Pero cuando el cadáver llega a su mesa de forense, una extraña marca en el brazo lleva a Quirke a olvidarse del amigo y satisfacer una curiosidad que ya de antemano sabe que va a ser fuente de nuevas complicaciones, a las que no podrá resistirse y en las que no dudará en involucrarse; sobre todo cuando su propia hija aparece extrañamente mezclada con uno de los personajes de una trama, cada vez más siniestra, cada vez más peligrosa, y en la que aparecen entremezcladas formas singulares de pornografía, drogadicción, chantajes, celos, ambiciones, deseos de venganza, y la extrema fragilidad de unos personajes cuyos sueños escapan siempre a sus posibilidades.

Maravillosamente escrita, con la concisión, el rigor, la complejidad y el lenguaje rico y preciso de una obra del mejor Banville, esta novela es una indagación colectiva, más que en el entramado delictivo de una ciudad (que también lo es), en el entramado mental y afectivo de un grupo de “outsiders”, de personajes que, por uno u otro motivo, han perdido su anclaje y se ven impelidos a buscarse la vida y los afectos en parajes que lindan peligrosamente con los márgenes. Una novela perfecta, perfectamente narrada.

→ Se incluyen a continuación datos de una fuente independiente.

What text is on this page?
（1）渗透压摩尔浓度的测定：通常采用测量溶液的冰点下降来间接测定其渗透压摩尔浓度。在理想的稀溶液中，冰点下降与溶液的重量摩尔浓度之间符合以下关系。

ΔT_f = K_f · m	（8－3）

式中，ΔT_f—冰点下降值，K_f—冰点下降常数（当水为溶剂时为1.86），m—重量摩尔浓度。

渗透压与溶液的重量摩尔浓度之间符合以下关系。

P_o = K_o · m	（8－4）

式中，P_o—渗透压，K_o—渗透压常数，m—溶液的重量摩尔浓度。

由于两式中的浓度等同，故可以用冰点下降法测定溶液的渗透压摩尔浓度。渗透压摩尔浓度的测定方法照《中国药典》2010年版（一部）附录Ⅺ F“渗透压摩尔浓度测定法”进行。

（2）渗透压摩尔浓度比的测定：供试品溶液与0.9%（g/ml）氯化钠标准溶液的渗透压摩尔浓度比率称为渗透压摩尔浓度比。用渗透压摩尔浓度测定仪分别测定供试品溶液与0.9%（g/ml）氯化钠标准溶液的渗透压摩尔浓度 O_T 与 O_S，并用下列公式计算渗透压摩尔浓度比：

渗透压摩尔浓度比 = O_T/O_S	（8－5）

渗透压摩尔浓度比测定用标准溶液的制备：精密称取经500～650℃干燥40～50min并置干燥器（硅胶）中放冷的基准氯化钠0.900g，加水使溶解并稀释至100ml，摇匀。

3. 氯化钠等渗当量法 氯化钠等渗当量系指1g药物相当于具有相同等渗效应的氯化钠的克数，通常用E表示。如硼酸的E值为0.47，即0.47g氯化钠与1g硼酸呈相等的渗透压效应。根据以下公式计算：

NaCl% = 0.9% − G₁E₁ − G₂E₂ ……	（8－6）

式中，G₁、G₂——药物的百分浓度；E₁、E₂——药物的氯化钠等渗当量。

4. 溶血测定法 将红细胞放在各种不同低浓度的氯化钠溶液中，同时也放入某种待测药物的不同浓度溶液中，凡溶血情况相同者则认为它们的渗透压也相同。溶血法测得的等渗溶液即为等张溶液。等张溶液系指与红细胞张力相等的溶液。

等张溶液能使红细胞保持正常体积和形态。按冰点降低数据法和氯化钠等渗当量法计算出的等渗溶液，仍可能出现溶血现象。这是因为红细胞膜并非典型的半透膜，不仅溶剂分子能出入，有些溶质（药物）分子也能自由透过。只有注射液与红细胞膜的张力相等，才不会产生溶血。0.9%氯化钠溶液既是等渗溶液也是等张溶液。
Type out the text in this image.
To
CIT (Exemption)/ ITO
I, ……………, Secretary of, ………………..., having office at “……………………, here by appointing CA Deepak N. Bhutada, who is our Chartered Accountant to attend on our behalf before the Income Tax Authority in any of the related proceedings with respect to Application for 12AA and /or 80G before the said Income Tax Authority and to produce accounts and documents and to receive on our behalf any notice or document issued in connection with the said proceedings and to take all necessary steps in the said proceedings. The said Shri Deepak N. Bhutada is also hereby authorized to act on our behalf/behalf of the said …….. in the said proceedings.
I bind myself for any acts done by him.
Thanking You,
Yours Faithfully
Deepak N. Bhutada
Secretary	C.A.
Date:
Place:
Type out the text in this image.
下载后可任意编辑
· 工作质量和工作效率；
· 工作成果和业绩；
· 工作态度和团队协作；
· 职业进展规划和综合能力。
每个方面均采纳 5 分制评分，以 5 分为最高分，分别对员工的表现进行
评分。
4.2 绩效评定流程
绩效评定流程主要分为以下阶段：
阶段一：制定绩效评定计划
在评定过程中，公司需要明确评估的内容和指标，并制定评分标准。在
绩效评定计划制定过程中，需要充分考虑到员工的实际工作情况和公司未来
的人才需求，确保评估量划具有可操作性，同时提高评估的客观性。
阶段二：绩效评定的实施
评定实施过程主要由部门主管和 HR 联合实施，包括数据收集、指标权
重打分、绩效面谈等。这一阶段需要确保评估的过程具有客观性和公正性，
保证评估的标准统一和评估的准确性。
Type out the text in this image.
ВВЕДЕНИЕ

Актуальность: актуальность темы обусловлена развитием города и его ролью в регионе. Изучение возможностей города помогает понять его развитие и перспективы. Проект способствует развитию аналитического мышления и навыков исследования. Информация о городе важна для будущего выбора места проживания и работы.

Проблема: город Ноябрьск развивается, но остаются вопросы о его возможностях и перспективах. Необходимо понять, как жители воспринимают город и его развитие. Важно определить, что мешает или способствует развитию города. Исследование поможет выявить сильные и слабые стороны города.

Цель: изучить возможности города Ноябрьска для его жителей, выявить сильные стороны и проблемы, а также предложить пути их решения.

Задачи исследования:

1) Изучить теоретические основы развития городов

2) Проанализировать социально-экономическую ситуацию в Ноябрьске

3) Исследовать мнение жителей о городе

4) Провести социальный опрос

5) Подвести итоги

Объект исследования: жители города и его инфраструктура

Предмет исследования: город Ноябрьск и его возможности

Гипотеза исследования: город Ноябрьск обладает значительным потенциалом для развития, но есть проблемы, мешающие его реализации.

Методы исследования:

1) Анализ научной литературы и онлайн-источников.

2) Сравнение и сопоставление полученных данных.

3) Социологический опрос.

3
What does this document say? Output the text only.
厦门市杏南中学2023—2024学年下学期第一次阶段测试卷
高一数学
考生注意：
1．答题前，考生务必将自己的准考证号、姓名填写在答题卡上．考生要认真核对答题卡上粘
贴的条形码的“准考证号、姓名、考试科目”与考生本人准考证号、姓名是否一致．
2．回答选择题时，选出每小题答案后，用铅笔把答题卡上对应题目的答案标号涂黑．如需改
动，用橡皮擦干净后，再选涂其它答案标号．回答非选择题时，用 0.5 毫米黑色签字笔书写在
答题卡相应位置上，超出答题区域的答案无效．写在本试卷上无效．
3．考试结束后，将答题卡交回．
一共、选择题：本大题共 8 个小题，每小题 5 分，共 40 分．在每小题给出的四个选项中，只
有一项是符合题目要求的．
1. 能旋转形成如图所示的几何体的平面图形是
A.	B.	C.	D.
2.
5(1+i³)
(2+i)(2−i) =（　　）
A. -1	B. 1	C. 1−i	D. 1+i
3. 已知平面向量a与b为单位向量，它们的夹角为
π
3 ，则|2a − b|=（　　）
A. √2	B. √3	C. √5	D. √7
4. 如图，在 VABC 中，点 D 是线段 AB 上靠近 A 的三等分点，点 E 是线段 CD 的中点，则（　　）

“En busca de April” (2010), tercera pieza de la saga, recién publicada por Alfaguara, bucea en el enigma de la desaparición de una chica, April Latimer, ligera de cascos pero a la vez doctora en un hospital, amiga de Phoebe, la hija de Quirke, y sobrina de un ministro irlandés. En su nueva indagación, Quirke va a echar mano de dos apoyos: su cuñado Mal (médico obstetra), que hará el papel de Watson, y el inspector Hackett, brazo armado de la ley, que desde la primera novela mantiene con Quirke una relación a medio camino entre la confianza y el recelo, y que se hace cargo de la investigación “oficial” del caso. “En busca de April” profundiza en el mundo del Dublín de posguerra, una sociedad cerrada, hermética, asfixiante, dominada por la iglesia católica, donde las mujeres son denostadas por el simple hecho de serlo, donde la presión social es tan grande, y las expectativas de la gente tan escasas, que la bebida y el crimen parecen las únicas formas de escapar de la tenaza formada por la represión y el tedio.

Con este tercera entrega, Banville/Black vuelve a ratificar la singularidad de su proyecto “negro”. Aquí la trama no es lo esencial. Y las víctimas, en vez de mera excusa para la trama, cobran verdadera vida. La verdad no es nunca incontrovertible, sino algo que se va construyendo lentamente, superponiendo varias perspectivas. El crimen y la muerte horrorizan al narrador, que preferiría no tener ni víctimas. “La novela negra perfecta –ha dicho– sería aquella en la que al final no se ha cometido ningún delito”.

Para Alejandro Gándara, en Benjamin Black, y siguiendo la evolución del género en los últimos tiempos, todo se ha vuelto mucho más melancólico. El mal se ha extendido universalmente y ha alcanzado la conciencia del investigador, que ya es un tipo comido por sus miserias y que camina entre los despojos del progreso material y moral. Resta poco espacio para la épica y el optimismo, aunque el poco que queda Banville/Black lo aprovecha para no despeñarse por completo en un pozo de oscuridad.